Higher costs are a big issue for RIAs, who have a well-earned reputation for being hypersensitive to fees. Many RIAs may focus on a total return type of analysis, utilizing tools and materials that they have in place today for evaluating investment options. If insurers are to drive growth through the RIA channel, they must be ready and willing to justify the higher costs of contractual guarantees by clearly demonstrating the superior client outcomes when it comes to either the income benefits, death benefits or tax benefits. In some circumstances, companies may need to sharpen the pencil on management and administrative expense fees in order to gain acceptance. For example, the combination of a balanced-risk fund and a growth-of-dividends fund is likely to be discussed as a retirement income solution with lower total fees than a typical RIA-channel VA, once the latter’s management and administration fees, mortality expense charges and rider fees are taken into account. An insurer should educate and enable RIAs regarding the cost-value propositions to increase the likelihood of VA sales.

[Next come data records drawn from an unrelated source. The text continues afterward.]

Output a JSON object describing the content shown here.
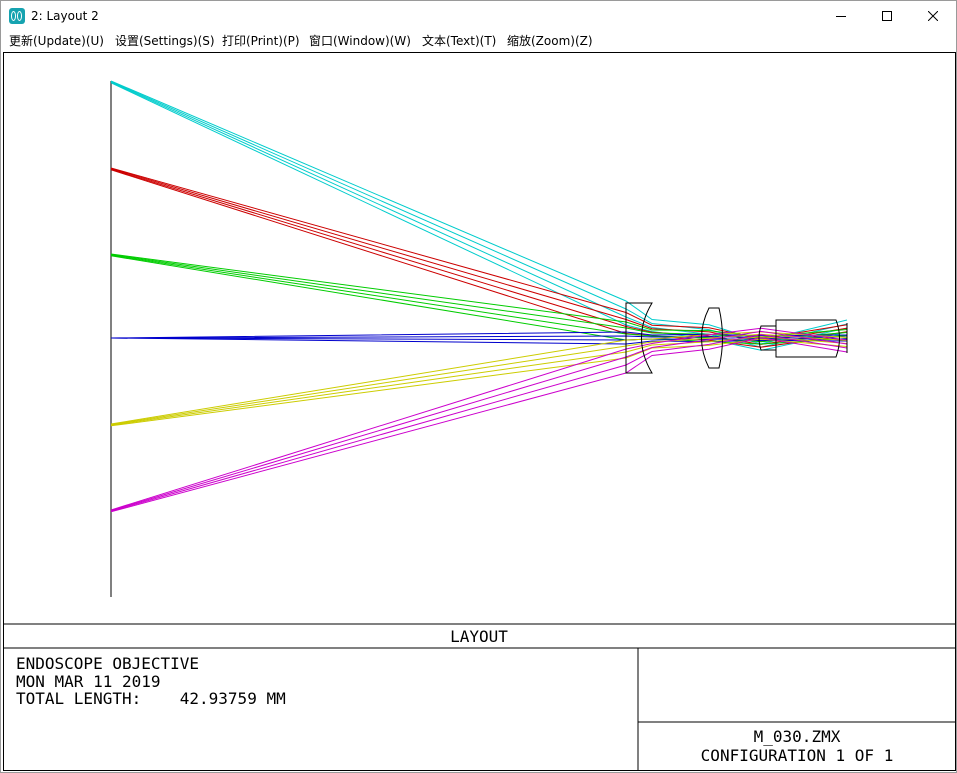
{
  "window": {
    "icon": "zemax-app-icon",
    "title": "2: Layout 2",
    "controls": [
      "minimize-icon",
      "maximize-icon",
      "close-icon"
    ]
  },
  "menu": {
    "items": [
      {
        "label": "更新(Update)(U)"
      },
      {
        "label": "设置(Settings)(S)"
      },
      {
        "label": "打印(Print)(P)"
      },
      {
        "label": "窗口(Window)(W)"
      },
      {
        "label": "文本(Text)(T)"
      },
      {
        "label": "缩放(Zoom)(Z)"
      }
    ]
  },
  "plot": {
    "header": "LAYOUT",
    "info": {
      "line1": "ENDOSCOPE OBJECTIVE",
      "line2": "MON MAR 11 2019",
      "line3": "TOTAL LENGTH:    42.93759 MM"
    },
    "filename": "M_030.ZMX",
    "configuration": "CONFIGURATION 1 OF 1",
    "ray_colors": {
      "field_1": "#0000cc",
      "field_2": "#cccc00",
      "field_3": "#cc00cc",
      "field_4": "#00cc00",
      "field_5": "#cc0000",
      "field_6": "#00cccc"
    }
  }
}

The boldface is ours. Ultimately, Ken’s main point—that investors have to look out for their own interests when approaching variable annuities—is likely to be true no matter what the DOL, SEC or any other regulator eventually does, short of outlawing the product altogether. The rule your adviser is subject to simply doesn’t protect you from sub-par advice and poor product recommendations.

Variable annuities are a matter of values. They are against ours, pure and simple. We think they should be against yours, too.